The Muscle Shoals Rhythm Section, also known as the Swampers, is a group of American studio musicians playing soul, R&B, rock and roll and country, based in the city of Muscle Shoals, Alabama. They have appeared on more than 500 recordings, including 75 gold and platinum hits. Originally the house band at Rick Hall's FAME Studios, the group went on to found their own competing business, the famed Muscle Shoals Sound Studios. The group was inducted into the Nashville-based Musicians Hall of Fame in 2008 and into the Alabama Music Hall of Fame in 1995, "as four of the finest studio musicians in the world", also receiving the Lifework Award in 2008.

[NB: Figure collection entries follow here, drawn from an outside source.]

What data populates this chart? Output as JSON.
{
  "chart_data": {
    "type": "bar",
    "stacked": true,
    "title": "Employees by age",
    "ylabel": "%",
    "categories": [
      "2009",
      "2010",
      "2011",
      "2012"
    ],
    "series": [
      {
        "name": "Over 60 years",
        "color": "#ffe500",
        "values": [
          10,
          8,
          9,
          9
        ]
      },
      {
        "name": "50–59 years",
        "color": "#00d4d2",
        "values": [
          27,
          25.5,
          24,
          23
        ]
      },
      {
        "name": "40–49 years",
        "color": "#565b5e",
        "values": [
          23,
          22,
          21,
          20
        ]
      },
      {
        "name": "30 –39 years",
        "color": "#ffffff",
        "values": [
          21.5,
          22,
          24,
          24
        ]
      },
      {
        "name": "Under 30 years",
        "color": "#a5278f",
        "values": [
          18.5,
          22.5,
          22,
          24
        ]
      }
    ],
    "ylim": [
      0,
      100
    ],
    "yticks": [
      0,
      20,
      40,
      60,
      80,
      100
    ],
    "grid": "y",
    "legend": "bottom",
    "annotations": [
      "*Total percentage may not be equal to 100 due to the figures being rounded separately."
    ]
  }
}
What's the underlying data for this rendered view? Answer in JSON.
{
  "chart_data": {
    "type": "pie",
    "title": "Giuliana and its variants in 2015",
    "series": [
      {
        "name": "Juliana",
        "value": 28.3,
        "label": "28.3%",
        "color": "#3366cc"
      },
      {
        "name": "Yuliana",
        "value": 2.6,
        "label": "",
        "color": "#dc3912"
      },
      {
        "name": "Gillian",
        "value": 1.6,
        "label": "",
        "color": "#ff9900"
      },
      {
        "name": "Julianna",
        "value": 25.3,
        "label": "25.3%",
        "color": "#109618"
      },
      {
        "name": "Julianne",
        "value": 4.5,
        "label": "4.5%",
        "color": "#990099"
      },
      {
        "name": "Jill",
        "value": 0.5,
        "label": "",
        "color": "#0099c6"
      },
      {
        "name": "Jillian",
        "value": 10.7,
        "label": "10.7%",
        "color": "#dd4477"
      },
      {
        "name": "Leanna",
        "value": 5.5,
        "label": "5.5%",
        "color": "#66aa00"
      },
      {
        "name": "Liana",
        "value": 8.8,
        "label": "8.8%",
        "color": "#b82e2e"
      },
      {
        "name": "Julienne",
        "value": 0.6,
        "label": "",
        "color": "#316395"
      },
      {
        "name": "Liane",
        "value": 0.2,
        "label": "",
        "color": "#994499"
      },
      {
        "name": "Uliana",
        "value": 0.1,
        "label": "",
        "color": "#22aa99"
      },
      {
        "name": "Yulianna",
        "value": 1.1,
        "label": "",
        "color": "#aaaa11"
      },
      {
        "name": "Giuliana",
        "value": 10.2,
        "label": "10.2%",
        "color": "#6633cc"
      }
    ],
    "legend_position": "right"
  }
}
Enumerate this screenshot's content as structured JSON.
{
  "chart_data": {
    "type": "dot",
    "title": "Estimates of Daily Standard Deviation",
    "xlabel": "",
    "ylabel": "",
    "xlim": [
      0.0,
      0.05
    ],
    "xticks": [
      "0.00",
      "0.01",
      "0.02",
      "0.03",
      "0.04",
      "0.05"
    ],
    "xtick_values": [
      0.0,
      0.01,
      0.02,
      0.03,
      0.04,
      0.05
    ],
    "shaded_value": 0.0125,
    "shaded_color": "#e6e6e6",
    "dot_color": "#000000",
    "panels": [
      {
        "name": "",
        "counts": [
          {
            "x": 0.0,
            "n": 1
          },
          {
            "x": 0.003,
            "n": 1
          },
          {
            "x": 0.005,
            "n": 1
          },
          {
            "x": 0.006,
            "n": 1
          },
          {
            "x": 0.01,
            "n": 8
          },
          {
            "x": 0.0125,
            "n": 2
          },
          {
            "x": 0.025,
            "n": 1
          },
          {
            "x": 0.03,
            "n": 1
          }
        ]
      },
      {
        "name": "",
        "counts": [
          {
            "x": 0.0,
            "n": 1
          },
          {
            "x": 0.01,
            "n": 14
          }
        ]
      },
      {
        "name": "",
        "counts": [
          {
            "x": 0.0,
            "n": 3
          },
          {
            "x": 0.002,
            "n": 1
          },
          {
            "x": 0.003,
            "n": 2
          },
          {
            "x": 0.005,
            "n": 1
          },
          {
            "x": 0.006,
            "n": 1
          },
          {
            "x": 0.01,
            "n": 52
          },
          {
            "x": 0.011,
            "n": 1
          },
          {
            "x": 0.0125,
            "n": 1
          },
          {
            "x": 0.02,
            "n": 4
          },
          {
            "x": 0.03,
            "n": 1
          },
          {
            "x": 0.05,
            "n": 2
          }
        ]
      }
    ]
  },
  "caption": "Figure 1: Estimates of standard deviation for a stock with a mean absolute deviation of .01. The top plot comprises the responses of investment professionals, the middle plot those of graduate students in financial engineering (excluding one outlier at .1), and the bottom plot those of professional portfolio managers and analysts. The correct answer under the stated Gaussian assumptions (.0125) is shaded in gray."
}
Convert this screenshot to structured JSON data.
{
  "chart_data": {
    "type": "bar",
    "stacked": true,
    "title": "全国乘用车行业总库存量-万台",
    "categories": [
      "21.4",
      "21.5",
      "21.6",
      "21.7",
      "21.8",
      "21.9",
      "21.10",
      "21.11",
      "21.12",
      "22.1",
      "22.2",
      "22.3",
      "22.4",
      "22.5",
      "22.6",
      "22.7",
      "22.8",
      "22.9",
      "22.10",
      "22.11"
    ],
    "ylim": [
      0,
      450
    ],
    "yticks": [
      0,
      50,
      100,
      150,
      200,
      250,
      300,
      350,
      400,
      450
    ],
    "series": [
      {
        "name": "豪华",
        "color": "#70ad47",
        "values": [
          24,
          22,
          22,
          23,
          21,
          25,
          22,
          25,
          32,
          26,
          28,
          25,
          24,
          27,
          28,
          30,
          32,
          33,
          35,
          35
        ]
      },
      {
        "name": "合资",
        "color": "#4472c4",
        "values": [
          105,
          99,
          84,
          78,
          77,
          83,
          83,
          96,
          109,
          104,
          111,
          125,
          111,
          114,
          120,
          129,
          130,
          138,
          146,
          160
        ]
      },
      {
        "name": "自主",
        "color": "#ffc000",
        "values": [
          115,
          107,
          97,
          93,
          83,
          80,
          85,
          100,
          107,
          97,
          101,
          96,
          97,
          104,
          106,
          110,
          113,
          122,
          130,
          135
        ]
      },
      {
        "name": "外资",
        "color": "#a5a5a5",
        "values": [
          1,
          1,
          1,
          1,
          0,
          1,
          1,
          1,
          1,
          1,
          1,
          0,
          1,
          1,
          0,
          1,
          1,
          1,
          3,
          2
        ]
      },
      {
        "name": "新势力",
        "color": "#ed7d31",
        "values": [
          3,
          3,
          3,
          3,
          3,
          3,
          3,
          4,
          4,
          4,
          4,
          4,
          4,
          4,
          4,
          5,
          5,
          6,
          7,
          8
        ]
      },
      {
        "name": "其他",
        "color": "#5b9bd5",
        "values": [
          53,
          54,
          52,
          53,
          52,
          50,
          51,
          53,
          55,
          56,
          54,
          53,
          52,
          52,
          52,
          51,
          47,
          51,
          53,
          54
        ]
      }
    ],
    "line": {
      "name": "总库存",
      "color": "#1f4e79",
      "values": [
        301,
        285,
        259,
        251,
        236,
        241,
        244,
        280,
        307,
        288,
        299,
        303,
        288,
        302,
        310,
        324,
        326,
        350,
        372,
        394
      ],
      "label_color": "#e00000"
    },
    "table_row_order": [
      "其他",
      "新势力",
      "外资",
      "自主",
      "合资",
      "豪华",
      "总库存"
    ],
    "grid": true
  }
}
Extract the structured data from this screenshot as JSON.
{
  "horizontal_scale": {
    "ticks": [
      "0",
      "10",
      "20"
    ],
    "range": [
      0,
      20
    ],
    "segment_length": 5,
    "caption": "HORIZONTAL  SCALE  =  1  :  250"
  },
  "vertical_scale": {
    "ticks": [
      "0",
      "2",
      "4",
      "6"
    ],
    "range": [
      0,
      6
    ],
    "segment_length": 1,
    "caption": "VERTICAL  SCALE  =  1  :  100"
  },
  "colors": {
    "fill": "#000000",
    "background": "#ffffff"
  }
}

The nickname "The Swampers" was given to the group by the music producer Denny Cordell during recording sessions for Leon Russell because of their "funky, soulful Southern “swamp” sound". They are referred to as "The Swampers" in the lyrics of "Sweet Home Alabama" (1974) by Lynyrd Skynyrd and appear on the cover of Cher's 1969 album 3614 Jackson Highway.
Affectionately called The Swampers, but usually known as the Muscle Shoals Rhythm Section, this group was one of the best-known session musicians. Along with Rick Hall, the founder of FAME Studios they are recognized as having crafted the "Muscle Shoals sound".
The four members of the rhythm section were inducted into the Alabama Music Hall of Fame in 1995 with a "Lifework Award for Non-Performing Achievement" and into the Musicians Hall of Fame and Museum in 2008 (the performers inducted into the latter were the four founding members of the Swampers—Barry Beckett (keyboards), Roger Hawkins (drums), David Hood (bass), and Jimmy Johnson (guitar)—plus Pete Carr (guitar), Spooner Oldham (organ and piano), Albert S. Lowe Jr., Clayton Ivey, Randy McCormick, and Will McFarlane.